A U.S. minority culture requirement could make Penn more competitive when recruiting minority faculty, some education experts and Penn faculty members say.

Diversity in the curriculum is often a concern for minority faculty applicants during the recruitment process, according to faculty who help attract candidates.

And a requirement emphasizing this issue could be an important signal to candidates about Penn's commitment to diversity.

Faculty decided earlier this year to continue debate about the place of a U.S. minority culture requirement after approving the Cross Cultural Analysis Requirement for the College of Arts and Sciences' Class of 2010.

CCAR requires undergraduate coursework touching on global cultures but doesn't emphasize issues of diversity, College Dean Dennis DeTurck said.

Most debate has focused on the educational merit of such a requirement.

But Penn Sociology professor Grace Kao said the issue of diversity in the curriculum "almost always comes up" when she speaks with potential faculty recruits.

She is a member of the School of Arts and Sciences committee that helps with minority faculty recruitment and is also a faculty representative on the committee debating the requirement.

All minority groups are underrepresented within the current SAS faculty, Kao said. A U.S. culture requirement "might make this place feel more welcoming," she said.

Of the 481 standing SAS faculty members this year, 64 are members of minority groups, according to SAS Assistant Dean Allison Rose.

A U.S. culture requirement could also be a step toward creating a larger minority faculty pool.

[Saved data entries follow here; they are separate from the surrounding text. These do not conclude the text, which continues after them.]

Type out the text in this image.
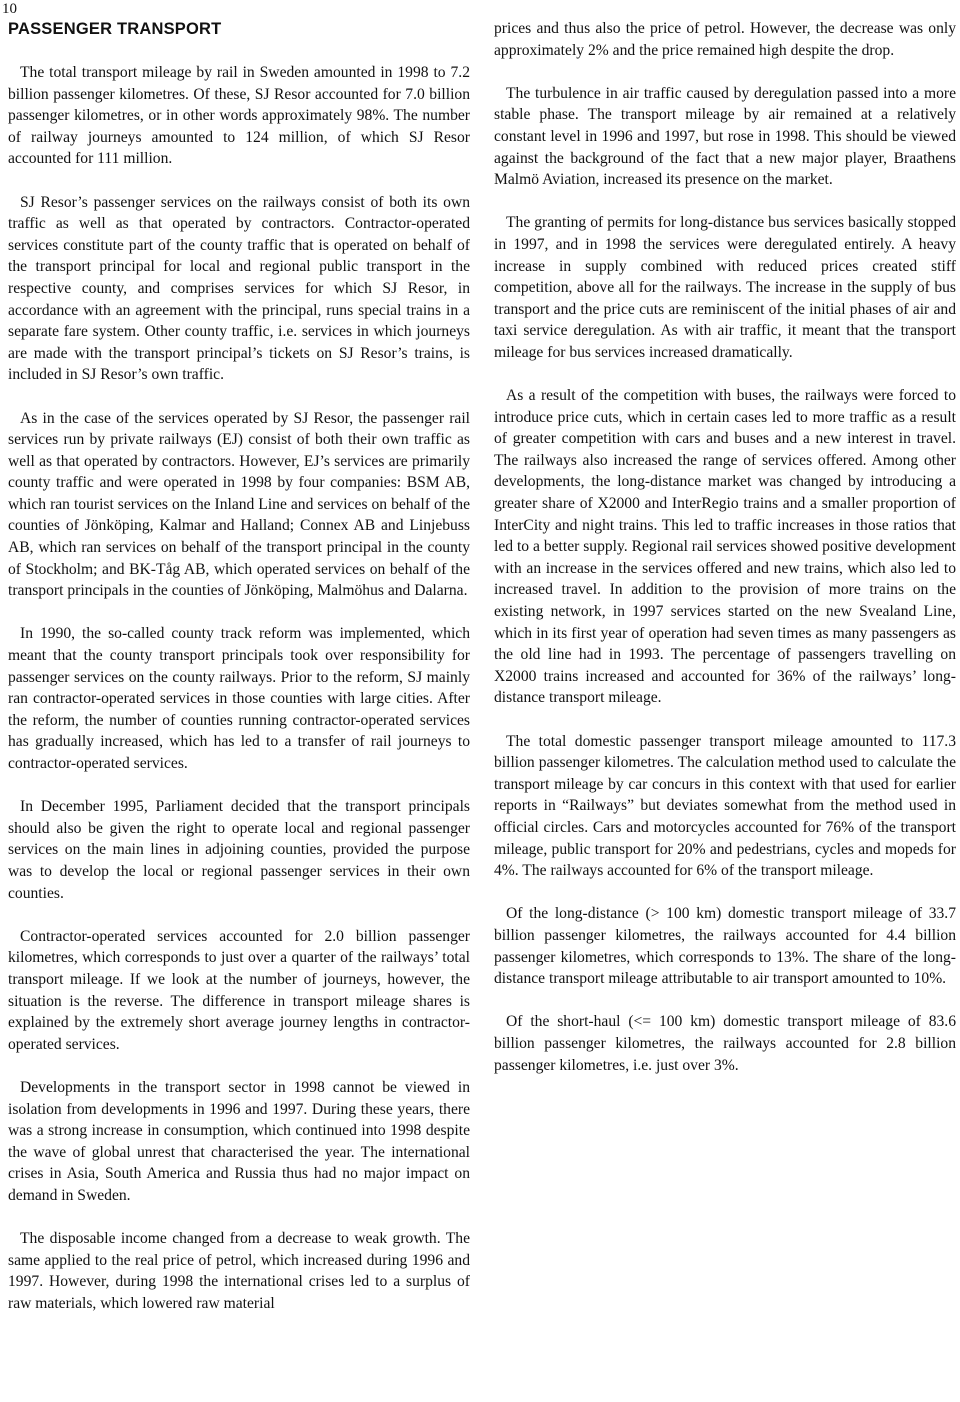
10
PASSENGER TRANSPORT

The total transport mileage by rail in Sweden amounted in 1998 to 7.2 billion passenger kilometres. Of these, SJ Resor accounted for 7.0 billion passenger kilometres, or in other words approximately 98%. The number of railway journeys amounted to 124 million, of which SJ Resor accounted for 111 million.

SJ Resor’s passenger services on the railways consist of both its own traffic as well as that operated by contractors. Contractor-operated services constitute part of the county traffic that is operated on behalf of the transport principal for local and regional public transport in the respective county, and comprises services for which SJ Resor, in accordance with an agreement with the principal, runs special trains in a separate fare system. Other county traffic, i.e. services in which journeys are made with the transport principal’s tickets on SJ Resor’s trains, is included in SJ Resor’s own traffic.

As in the case of the services operated by SJ Resor, the passenger rail services run by private railways (EJ) consist of both their own traffic as well as that operated by contractors. However, EJ’s services are primarily county traffic and were operated in 1998 by four companies: BSM AB, which ran tourist services on the Inland Line and services on behalf of the counties of Jönköping, Kalmar and Halland; Connex AB and Linjebuss AB, which ran services on behalf of the transport principal in the county of Stockholm; and BK-Tåg AB, which operated services on behalf of the transport principals in the counties of Jönköping, Malmöhus and Dalarna.

In 1990, the so-called county track reform was implemented, which meant that the county transport principals took over responsibility for passenger services on the county railways. Prior to the reform, SJ mainly ran contractor-operated services in those counties with large cities. After the reform, the number of counties running contractor-operated services has gradually increased, which has led to a transfer of rail journeys to contractor-operated services.

In December 1995, Parliament decided that the transport principals should also be given the right to operate local and regional passenger services on the main lines in adjoining counties, provided the purpose was to develop the local or regional passenger services in their own counties.

Contractor-operated services accounted for 2.0 billion passenger kilometres, which corresponds to just over a quarter of the railways’ total transport mileage. If we look at the number of journeys, however, the situation is the reverse. The difference in transport mileage shares is explained by the extremely short average journey lengths in contractor-operated services.

Developments in the transport sector in 1998 cannot be viewed in isolation from developments in 1996 and 1997. During these years, there was a strong increase in consumption, which continued into 1998 despite the wave of global unrest that characterised the year. The international crises in Asia, South America and Russia thus had no major impact on demand in Sweden.

The disposable income changed from a decrease to weak growth. The same applied to the real price of petrol, which increased during 1996 and 1997. However, during 1998 the international crises led to a surplus of raw materials, which lowered raw material

prices and thus also the price of petrol. However, the decrease was only approximately 2% and the price remained high despite the drop.

The turbulence in air traffic caused by deregulation passed into a more stable phase. The transport mileage by air remained at a relatively constant level in 1996 and 1997, but rose in 1998. This should be viewed against the background of the fact that a new major player, Braathens Malmö Aviation, increased its presence on the market.

The granting of permits for long-distance bus services basically stopped in 1997, and in 1998 the services were deregulated entirely. A heavy increase in supply combined with reduced prices created stiff competition, above all for the railways. The increase in the supply of bus transport and the price cuts are reminiscent of the initial phases of air and taxi service deregulation. As with air traffic, it meant that the transport mileage for bus services increased dramatically.

As a result of the competition with buses, the railways were forced to introduce price cuts, which in certain cases led to more traffic as a result of greater competition with cars and buses and a new interest in travel. The railways also increased the range of services offered. Among other developments, the long-distance market was changed by introducing a greater share of X2000 and InterRegio trains and a smaller proportion of InterCity and night trains. This led to traffic increases in those ratios that led to a better supply. Regional rail services showed positive development with an increase in the services offered and new trains, which also led to increased travel. In addition to the provision of more trains on the existing network, in 1997 services started on the new Svealand Line, which in its first year of operation had seven times as many passengers as the old line had in 1993. The percentage of passengers travelling on X2000 trains increased and accounted for 36% of the railways’ long-distance transport mileage.

The total domestic passenger transport mileage amounted to 117.3 billion passenger kilometres. The calculation method used to calculate the transport mileage by car concurs in this context with that used for earlier reports in “Railways” but deviates somewhat from the method used in official circles. Cars and motorcycles accounted for 76% of the transport mileage, public transport for 20% and pedestrians, cycles and mopeds for 4%. The railways accounted for 6% of the transport mileage.

Of the long-distance (> 100 km) domestic transport mileage of 33.7 billion passenger kilometres, the railways accounted for 4.4 billion passenger kilometres, which corresponds to 13%. The share of the long-distance transport mileage attributable to air transport amounted to 10%.

Of the short-haul (<= 100 km) domestic transport mileage of 83.6 billion passenger kilometres, the railways accounted for 2.8 billion passenger kilometres, i.e. just over 3%.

The presence of minority faculty often encourages students to pursue professorships themselves, Penn Medical School professor Richard Salcido said in an e-mail interview. Salcido serves on Penn's Minority Equity Committee, which examines diversity issues on campus.

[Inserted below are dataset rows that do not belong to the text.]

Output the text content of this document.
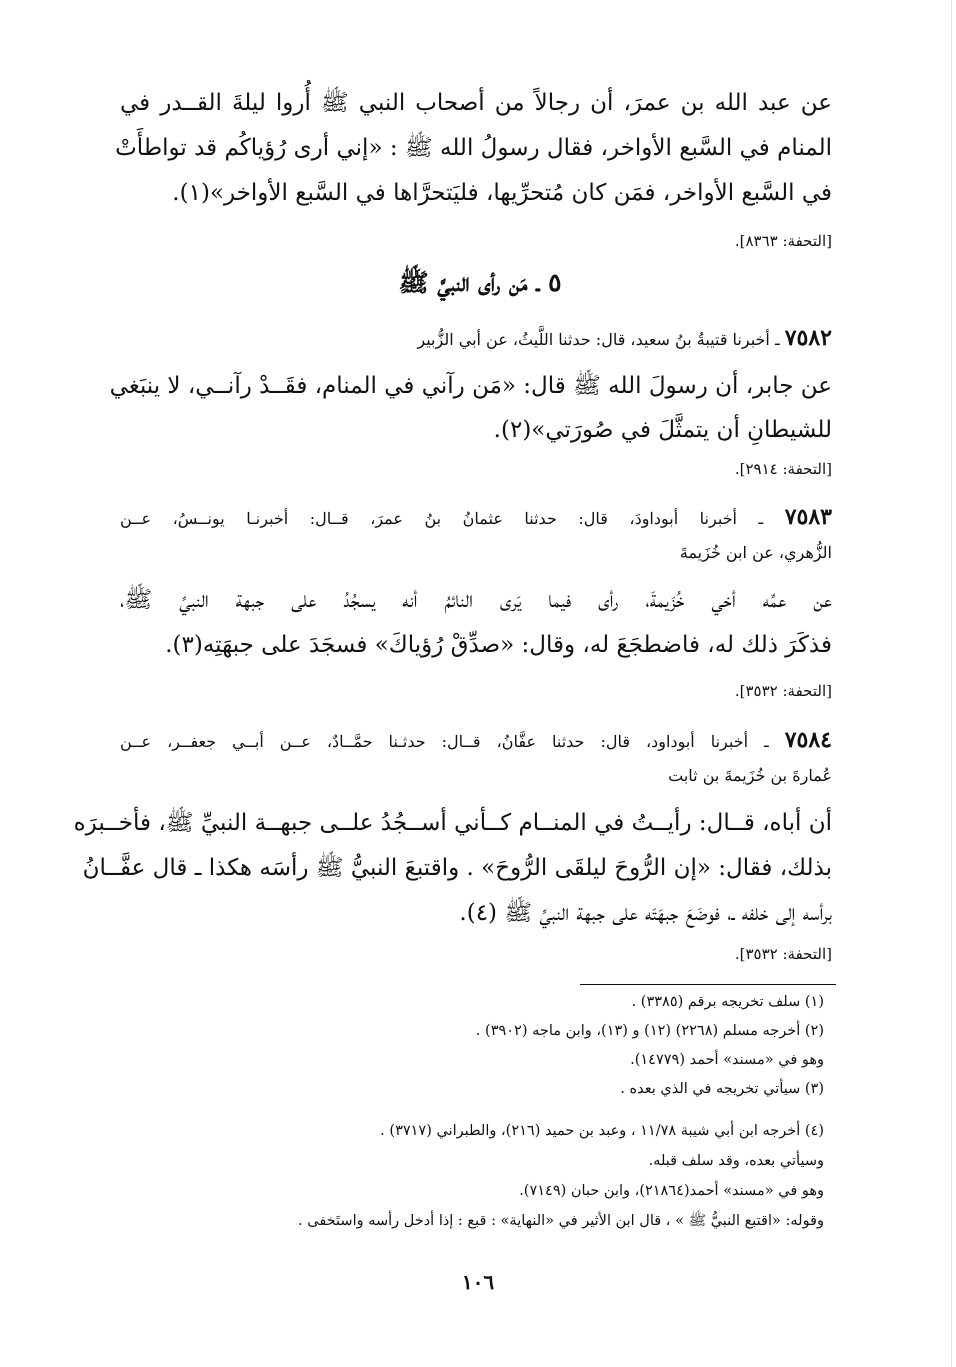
عن عبد الله بن عمرَ، أن رجالاً من أصحاب النبي ﷺ أُروا ليلةَ القــدر في
المنام في السَّبع الأواخر، فقال رسولُ الله ﷺ : «إني أرى رُؤياكُم قد تواطأَتْ
في السَّبع الأواخر، فمَن كان مُتحرِّيها، فليَتحرَّاها في السَّبع الأواخر»(١).
[التحفة: ٨٣٦٣].
٥ ـ مَن رأى النبيَّ ﷺ
٧٥٨٢ ـ أخبرنا قتيبةُ بنُ سعيد، قال: حدثنا اللَّيثُ، عن أبي الزُّبير
عن جابر، أن رسولَ الله ﷺ قال: «مَن رآني في المنام، فقَــدْ رآنــي، لا ينبَغي
للشيطانِ أن يتمثَّلَ في صُورَتي»(٢).
[التحفة: ٢٩١٤].
٧٥٨٣ ـ أخبرنا أبوداودَ، قال: حدثنا عثمانُ بنُ عمرَ، قــال: أخبرنـا يونــسُ، عــن
الزُّهري، عن ابن خُزَيمةَ
عن عمِّه أخي خُزَيمةَ، رأى فيما يَرى النائمُ أنه يسجُدُ على جبهة النبيِّ ﷺ،
فذكَرَ ذلك له، فاضطجَعَ له، وقال: «صدِّقْ رُؤياكَ» فسجَدَ على جبهَتِه(٣).
[التحفة: ٣٥٣٢].
٧٥٨٤ ـ أخبرنا أبوداود، قال: حدثنا عفَّانُ، قــال: حدثـنا حمَّــادٌ، عــن أبــي جعفــر، عــن
عُمارةَ بن خُزَيمةَ بن ثابت
أن أباه، قــال: رأيــتُ في المنــام كــأني أســجُدُ علــى جبهــة النبيِّ ﷺ، فأخــبرَه
بذلك، فقال: «إن الرُّوحَ ليلقَى الرُّوحَ» . واقتبعَ النبيُّ ﷺ رأسَه هكذا ـ قال عفَّــانُ
برأسه إلى خلفه ـ، فوضَعَ جبهَتَه على جبهة النبيِّ ﷺ (٤).
[التحفة: ٣٥٣٢].
(١) سلف تخريجه برقم (٣٣٨٥) .
(٢) أخرجه مسلم (٢٢٦٨) (١٢) و (١٣)، وابن ماجه (٣٩٠٢) .
وهو في «مسند» أحمد (١٤٧٧٩).
(٣) سيأتي تخريجه في الذي بعده .
(٤) أخرجه ابن أبي شيبة ١١/٧٨ ، وعبد بن حميد (٢١٦)، والطبراني (٣٧١٧) .
وسيأتي بعده، وقد سلف قبله.
وهو في «مسند» أحمد(٢١٨٦٤)، وابن حبان (٧١٤٩).
وقوله: «اقتبع النبيُّ ﷺ » ، قال ابن الأثير في «النهاية» : قبع : إذا أدخل رأسه واستَخفى .
١٠٦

Promoting diversity on campus in order to attract minority faculty is a nationwide trend.

"Often times an individual is looking to align themselves with not only the best university but with a community that they can thrive in," said Diane Oates, president of Academic Diversity Search Inc., which helps academic institutions recruit minority and women faculty..

Crafting a U.S. culture requirement at Penn, she said, "sounds like a great idea" to attract minority faculty.

The foundation of any potential requirement, however, should be rooted in academic concerns, DeTurck said.

Its most important function is to determine which classes make for the best liberal arts education, he added. "If we did it just because it was symbolic people would see right through that."

The end result of such a requirement, DeTurck said, should be an environment in which minority faculty are not only hired but also in which they would want to stay and where they could thrive.

Such a requirement would help Penn have "an atmosphere that's friendly and conducive to be around," but it should serve an intellectual purpose first, DeTurck said.